Le Premier ministre sortant, Matata Ponyo Mapon et son successeur Samy Badibanga aux côtés de nouveaux membres du gouvernement lors de la cérémonie de remise et reprise le 20/12/2016 à Kinshasa. Radio Okapi/Ph. John Bompengo

Outre qu’il faut laisser la place malgré lui au chef du gouvernement que le Rassemblement doit désigner, le Premier ministre issu de l’Accord de la cité de l’UA a du mal à arrêter la dépréciation du franc congolais!

Samy Badibanga a hérité de son prédécesseur, Augustin Matata Ponyo, d’une situation financière catastrophique. A telle enseigne que le nouveau chef du gouvernement ne sait pas faire face aux dépenses ponctuelles/ ou besoins temporaires au niveau de Primature ainsi que de son gouvernement.

Ainsi selon certaines sources, à peine arrivé, le nouveau Premier ministre, issu de l’Accord de la cité de l’UA (Union Africaine), a fait recours à la ligne de crédit pour tenir face aux  caisses vides laissées par Matata Ponyo. La situation est donc difficile à la Primature, mêmes pour certains ministres de son gouvernement, qui n’ont pas les moyens de faire face aux besoins immédiats.
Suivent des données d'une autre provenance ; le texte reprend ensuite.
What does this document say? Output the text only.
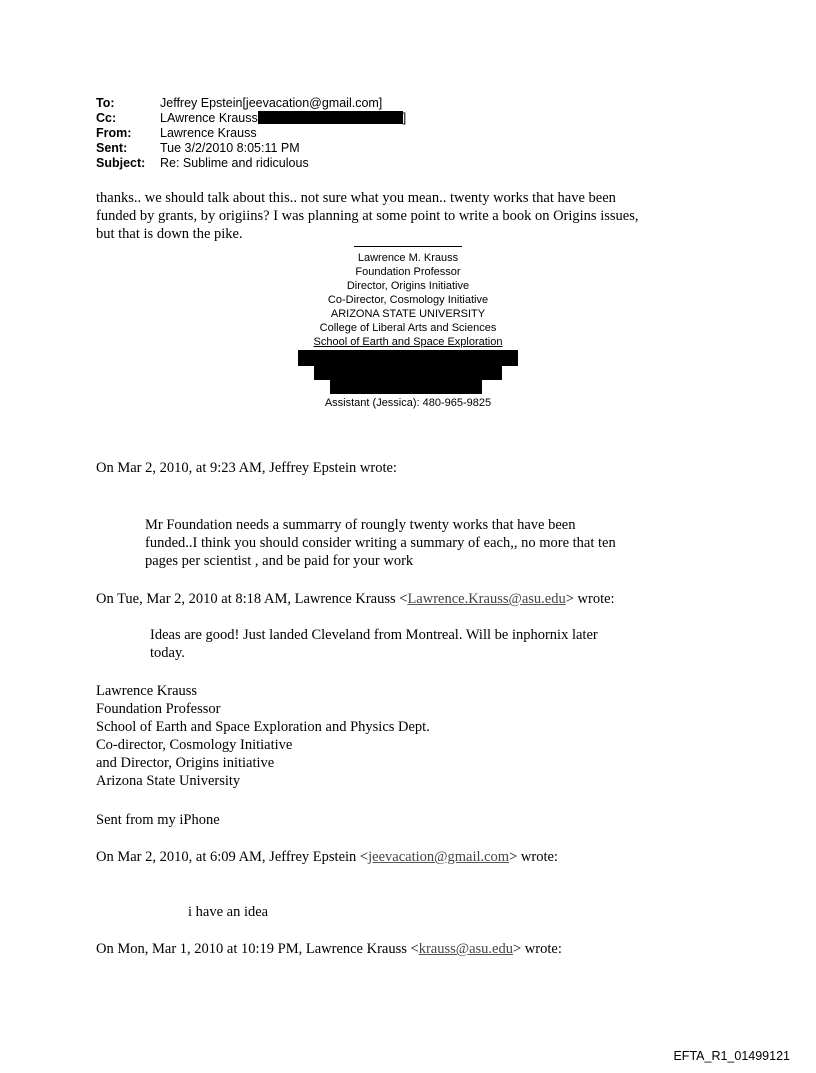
To:	Jeffrey Epstein[jeevacation@gmail.com]
Cc:	LAwrence Krauss	]
From:	Lawrence Krauss
Sent:	Tue 3/2/2010 8:05:11 PM
Subject:	Re: Sublime and ridiculous
thanks.. we should talk about this.. not sure what you mean.. twenty works that have been
funded by grants, by origiins? I was planning at some point to write a book on Origins issues,
but that is down the pike.
Lawrence M. Krauss
Foundation Professor
Director, Origins Initiative
Co-Director, Cosmology Initiative
ARIZONA STATE UNIVERSITY
College of Liberal Arts and Sciences
School of Earth and Space Exploration
Assistant (Jessica): 480-965-9825
On Mar 2, 2010, at 9:23 AM, Jeffrey Epstein wrote:
Mr Foundation needs a summarry of roungly twenty works that have been
funded..I think you should consider writing a summary of each,, no more that ten
pages per scientist , and be paid for your work
On Tue, Mar 2, 2010 at 8:18 AM, Lawrence Krauss <Lawrence.Krauss@asu.edu> wrote:
Ideas are good! Just landed Cleveland from Montreal. Will be inphornix later
today.
Lawrence Krauss
Foundation Professor
School of Earth and Space Exploration and Physics Dept.
Co-director, Cosmology Initiative
and Director, Origins initiative
Arizona State University
Sent from my iPhone
On Mar 2, 2010, at 6:09 AM, Jeffrey Epstein <jeevacation@gmail.com> wrote:
i have an idea
On Mon, Mar 1, 2010 at 10:19 PM, Lawrence Krauss <krauss@asu.edu> wrote:
EFTA_R1_01499121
Stabilité macroéconomique et caisses vides

Pour l’heure, de nombreux ministres de ce gouvernement, qui d’ailleurs risque de ne pas diriger longtemps le pays, procèdent juste aux visites d’inspections de leurs différents services. Ils ne savent pas s’attaquer aux problèmes de fonds du pays et de leurs ministères, surtout en cette période où il faut relancer la situation économique en RD Congo très précaire.
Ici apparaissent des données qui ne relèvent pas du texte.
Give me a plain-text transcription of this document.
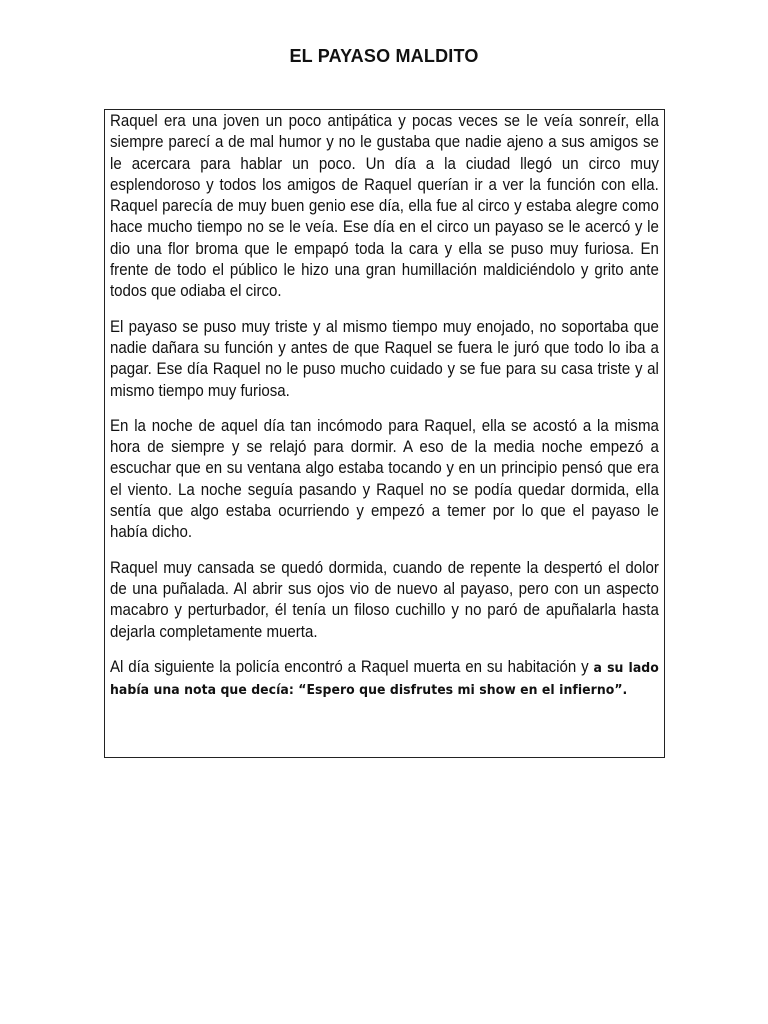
EL PAYASO MALDITO

Raquel era una joven un poco antipática y pocas veces se le veía sonreír, ella siempre parecí a de mal humor y no le gustaba que nadie ajeno a sus amigos se le acercara para hablar un poco. Un día a la ciudad llegó un circo muy esplendoroso y todos los amigos de Raquel querían ir a ver la función con ella. Raquel parecía de muy buen genio ese día, ella fue al circo y estaba alegre como hace mucho tiempo no se le veía. Ese día en el circo un payaso se le acercó y le dio una flor broma que le empapó toda la cara y ella se puso muy furiosa. En frente de todo el público le hizo una gran humillación maldiciéndolo y grito ante todos que odiaba el circo.

El payaso se puso muy triste y al mismo tiempo muy enojado, no soportaba que nadie dañara su función y antes de que Raquel se fuera le juró que todo lo iba a pagar. Ese día Raquel no le puso mucho cuidado y se fue para su casa triste y al mismo tiempo muy furiosa.

En la noche de aquel día tan incómodo para Raquel, ella se acostó a la misma hora de siempre y se relajó para dormir. A eso de la media noche empezó a escuchar que en su ventana algo estaba tocando y en un principio pensó que era el viento. La noche seguía pasando y Raquel no se podía quedar dormida, ella sentía que algo estaba ocurriendo y empezó a temer por lo que el payaso le había dicho.

Raquel muy cansada se quedó dormida, cuando de repente la despertó el dolor de una puñalada. Al abrir sus ojos vio de nuevo al payaso, pero con un aspecto macabro y perturbador, él tenía un filoso cuchillo y no paró de apuñalarla hasta dejarla completamente muerta.

Al día siguiente la policía encontró a Raquel muerta en su habitación y a su lado había una nota que decía: “Espero que disfrutes mi show en el infierno”.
Aussi, Badibanga avait pris plusieurs engagements lors de son investiture, bien que les priorités demeurent le financement du processus électoral et la relance économique. Il a promis, à cet effet, de rétablir la paix dans la partie Est de la RD Congo, le ventre mou du pays.

« L’homme de la Troïka stratégique », qui passait pour « un fin technicien en matière de gestion de la chose publique », est parti de son poste de Premier ministre sans laisser quelque chose à la Primature, déplorent certaines sources. Il a toujours vanté la stabilité macroéconomique, qui au finish n’a rien donné au pays. Il est parti en laissant les caisses de l’Etat au rouge.

Des sources relèvent encore que, des ministres nouvellement installés n’ont toujours pas reçu leurs frais d’installations. Ce qui est aussi le cas pour les membres des cabinets de tous ces ministères.

Ainsi, Samy Badibanga fait face à plusieurs équations difficiles à résoudre. Les difficultés de ce transfuge de l’UDPS (Union pour la démocratie et le progrès social) sont politique, et surtout économique.

Outre qu’il faut laisser la place, malgré lui, au chef du gouvernement que le Rassemblement est appelé à désigner dans les tout prochains jours, « le Premier ministre issu de l’Accord de la cité de l’UA » a du mal à arrêter la dépréciation du franc congolais! Pour l’heure, le dollar américain ne cesse de prendre l’ascenseur face à la monnaie nationale.

Dans des maisons de change le taux varie; un dollar américain est changé à 1300fc, soit un peu plus. C’est ainsi que, des experts relèvent qu’il est difficile pour l’actuel gouvernement, dont les caisses sont au rouge, arriver à stopper la dépréciation du franc congolais face aux devises étrangères.

Ligne de crédit

Par rapport à la ligne de crédit dont fait recours pour le moment le gouvernement Badibanga, il faut dire qu' »elle est un accord donné par une banque à un client qui en fait la demande, pour emprunter et tirer des fonds sur un compte bancaire à tout moment, jusqu’à un plafond et pendant une durée préalablement déterminée entre le banquier et son client dans un contrat ». Ainsi, une ligne de crédit peut permettre de couvrir des dépenses ponctuelles ou un besoin temporaire de trésorerie.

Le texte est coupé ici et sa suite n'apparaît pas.